I'm trying to solve
\begin{equation} S_{p,q}:= \int_{-\infty}^\infty \text da \ \int_{-\infty}^\infty \text db \ \exp \Big[i u (a^2-b^2) - v(a^2-b^2)^2\Big] a^p b^q \end{equation} with positive real valued constants $u$ and $v$ for all cases where $p+q\le4$. Its easy to show that $S$ vanishes if either $p$ or $q$ is odd. Lets also notice, that for $v \rightarrow 0$ the integral can be written as the product of two integrals which both converge. So i would expect that for $v>0$ the integral also converges, because a nonvanishing $v$ makes the integrand smaller.
Because Mathematica can not solve this integral, I tried the following transformations. First we substitute $a \rightarrow x(a):=a^2$ and $b \rightarrow y(b):=b^2$ which leads to \begin{equation} S_{p,q} = \int_0^\infty \text dx \ \int_0^\infty \text dy \ \exp\Big[iu(x-y) -v (x-y)^2\Big] x^{(p-1)/2} y^{(q-1)/2}. \end{equation}
My next transformation was setting \begin{equation} \begin{pmatrix}g\\h\end{pmatrix} := \begin{pmatrix}1&1\\1&-1\end{pmatrix} \begin{pmatrix}x\\y\end{pmatrix} \end{equation} which gives \begin{equation} S_{p,q} = \frac 1 {|-2|} \int_{-\infty}^\infty \text d h \ \exp \left(iuh-vh^2\right) \int_{|h|}^\infty \text d g \ \left(\frac {g+h}2\right)^{(p-1)/2} \left(\frac {g-h}2\right)^{(q-1)/2}. \end{equation} The transformation of the limits can easily be seen, when you note, that in the $x-y-$ System, the integral goes over the upper right quadrant. The $g-h-$ System is rotated by 45° relative to the $x-y-$ System.

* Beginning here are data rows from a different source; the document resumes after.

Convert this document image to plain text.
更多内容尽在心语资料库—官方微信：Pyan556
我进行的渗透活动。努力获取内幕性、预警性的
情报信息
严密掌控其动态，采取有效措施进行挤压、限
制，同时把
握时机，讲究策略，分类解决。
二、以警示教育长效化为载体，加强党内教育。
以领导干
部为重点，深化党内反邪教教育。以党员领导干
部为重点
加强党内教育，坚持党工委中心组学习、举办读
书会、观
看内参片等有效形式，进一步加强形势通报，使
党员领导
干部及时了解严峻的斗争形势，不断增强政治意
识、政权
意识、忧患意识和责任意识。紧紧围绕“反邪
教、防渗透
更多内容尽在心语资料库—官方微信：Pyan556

So if you let $h$ run over all real numbers, $g$ has to be greater or equal to $|h|$ for $(x,y)$ being in the upper right quadrant.
Now for all interesting cases (where $p+q \le 4$) the second integral diverges. My question is: Does this also mean, that $S$ diverges? If so, why does $S$ for $v \rightarrow 0$ converge? And if not, do you have an idea how to solve this integral?